Maggie looked down at the sheet of paper on the table, the one with Domino’s phone number. She felt her eyes swim. As she looked at it, the numbers seemed to change into claw marks. For a moment she felt dizzy, and then she crumpled up the paper and threw it away.
Chapter 2
Maggie just assumed Agnes would agree with her handling of Racine. At worst, she supposed, Agnes would joke about it, or tease Maggie for being foolish. What she didn’t anticipate was that Agnes would be seized with anger. Not since Maggie saw The Exorcist, many many years ago, had she seen such fury.
“You did what?” Agnes bellowed.
It was a warm October afternoon. The office windows were open, the blinds up. Parents were gathering on the street, chatting while they waited for the school buses to drop off their children. It was a calm and happy scene.
“Agnes,” Maggie hissed. “Get hold of yourself.”
But Agnes had moved way beyond self-control. She wheezed so hard that the top button of her silk blouse popped open. She always wore clothes a size too tight, whether out of hopefulness or seductiveness, Maggie wasn’t sure. She’d had her blond hair done at a new place and it was now crimped into many small waves. She was all movement and pulse. And anger.
“You turned away a client,” Agnes roared.
“Do not talk to me like this,” Maggie said. “Sit down and we’ll discuss it.”
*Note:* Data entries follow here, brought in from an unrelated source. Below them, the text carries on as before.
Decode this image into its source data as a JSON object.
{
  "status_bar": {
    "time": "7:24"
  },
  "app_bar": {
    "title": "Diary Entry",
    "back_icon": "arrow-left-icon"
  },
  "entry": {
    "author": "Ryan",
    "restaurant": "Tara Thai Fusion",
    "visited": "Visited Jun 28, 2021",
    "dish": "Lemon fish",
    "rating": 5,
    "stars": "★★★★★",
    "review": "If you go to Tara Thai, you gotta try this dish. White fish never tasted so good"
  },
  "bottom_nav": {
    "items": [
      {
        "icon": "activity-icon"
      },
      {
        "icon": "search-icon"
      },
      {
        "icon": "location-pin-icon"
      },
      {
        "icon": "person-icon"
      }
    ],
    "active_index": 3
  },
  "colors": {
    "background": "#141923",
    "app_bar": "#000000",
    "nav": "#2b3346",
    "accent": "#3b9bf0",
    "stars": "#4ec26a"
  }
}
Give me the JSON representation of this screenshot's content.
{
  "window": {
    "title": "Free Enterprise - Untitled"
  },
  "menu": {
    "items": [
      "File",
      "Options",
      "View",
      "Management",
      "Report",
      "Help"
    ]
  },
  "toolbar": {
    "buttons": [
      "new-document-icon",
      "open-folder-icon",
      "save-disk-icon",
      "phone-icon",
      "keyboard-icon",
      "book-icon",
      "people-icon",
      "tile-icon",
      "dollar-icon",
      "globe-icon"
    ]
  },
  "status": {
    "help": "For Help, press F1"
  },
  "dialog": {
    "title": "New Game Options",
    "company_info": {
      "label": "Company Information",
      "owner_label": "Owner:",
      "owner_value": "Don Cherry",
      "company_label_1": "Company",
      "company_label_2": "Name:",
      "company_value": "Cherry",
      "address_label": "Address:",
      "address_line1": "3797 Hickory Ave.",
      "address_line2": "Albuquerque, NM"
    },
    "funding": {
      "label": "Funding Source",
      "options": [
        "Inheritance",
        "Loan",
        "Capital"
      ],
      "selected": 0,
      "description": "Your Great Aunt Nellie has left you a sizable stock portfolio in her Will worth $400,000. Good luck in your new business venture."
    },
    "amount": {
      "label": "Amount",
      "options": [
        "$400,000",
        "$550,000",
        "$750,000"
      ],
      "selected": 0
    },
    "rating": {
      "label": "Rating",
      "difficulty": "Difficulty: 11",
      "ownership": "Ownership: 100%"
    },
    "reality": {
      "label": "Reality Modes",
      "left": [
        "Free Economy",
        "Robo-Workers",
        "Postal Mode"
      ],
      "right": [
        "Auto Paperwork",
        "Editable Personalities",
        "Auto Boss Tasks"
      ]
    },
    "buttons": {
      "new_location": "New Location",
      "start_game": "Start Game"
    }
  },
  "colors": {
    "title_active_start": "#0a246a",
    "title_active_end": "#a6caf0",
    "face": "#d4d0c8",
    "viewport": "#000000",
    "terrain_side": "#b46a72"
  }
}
She couldn’t understand how Agnes got so angry, so fast. Since they’d joined together to form the detective agency, four months ago, following the solution of a murder mystery, Agnes had been all good humor and excitement. She texted Maggie all the time. She called her at night to chat. They went out to dinner, and she’d even introduced Maggie to one of her girlfriends, though that particular relationship hadn’t lasted. Maggie considered Agnes more friend than business partner, a sensation that quickly dissolved under the brunt of Agnes’s anger. For just a moment, Maggie wondered if she might be joking. But no,
the anger coming toward her was real.
“I’ve been working so hard to drum up clients,” Agnes cried out. “I’ve been developing contacts and taking an online course and begging people to hire us. And all the while you sit here reading that Brothers Karamazov book of yours and praying.”
“That’s not fair,” Maggie said. “I’ve been doing a lot to talk up our agency as well. You said yourself it would take a while to get our footing. Darby’s a small village.”
“This village is ripe with potential work. Do you know how many people here are having affairs? We could be doing surveillance work. We should be checking out au pairs. We could be profitable,” she cried out. “Instead we’re sitting here spinning our wheels.”
Maggie noticed a woman leaving the dentist’s office. She walked into the little tree out front, a tender little ash planted on Arbor Day. It looked like it might fall over under the assault.
Edgar’s bus was due to show up in a few moments. She had to go outside and wait for him. She’d promised his mother she’d take care of him this afternoon. Maggie’d planned to watch a new Detective Grudge video; it was their new favorite hobby. Detective Grudge ran an online detective school, Maggie was studying to get a certificate and every week there was a new Detective Grudge video. This latest one was about surveillance and she and Edgar were most excited. She had to fill out a test after each video and she’d already earned two As. Detective Grudge had written her personally, saying she was his best student. I’m trying, she wanted to cry out. I’m trying.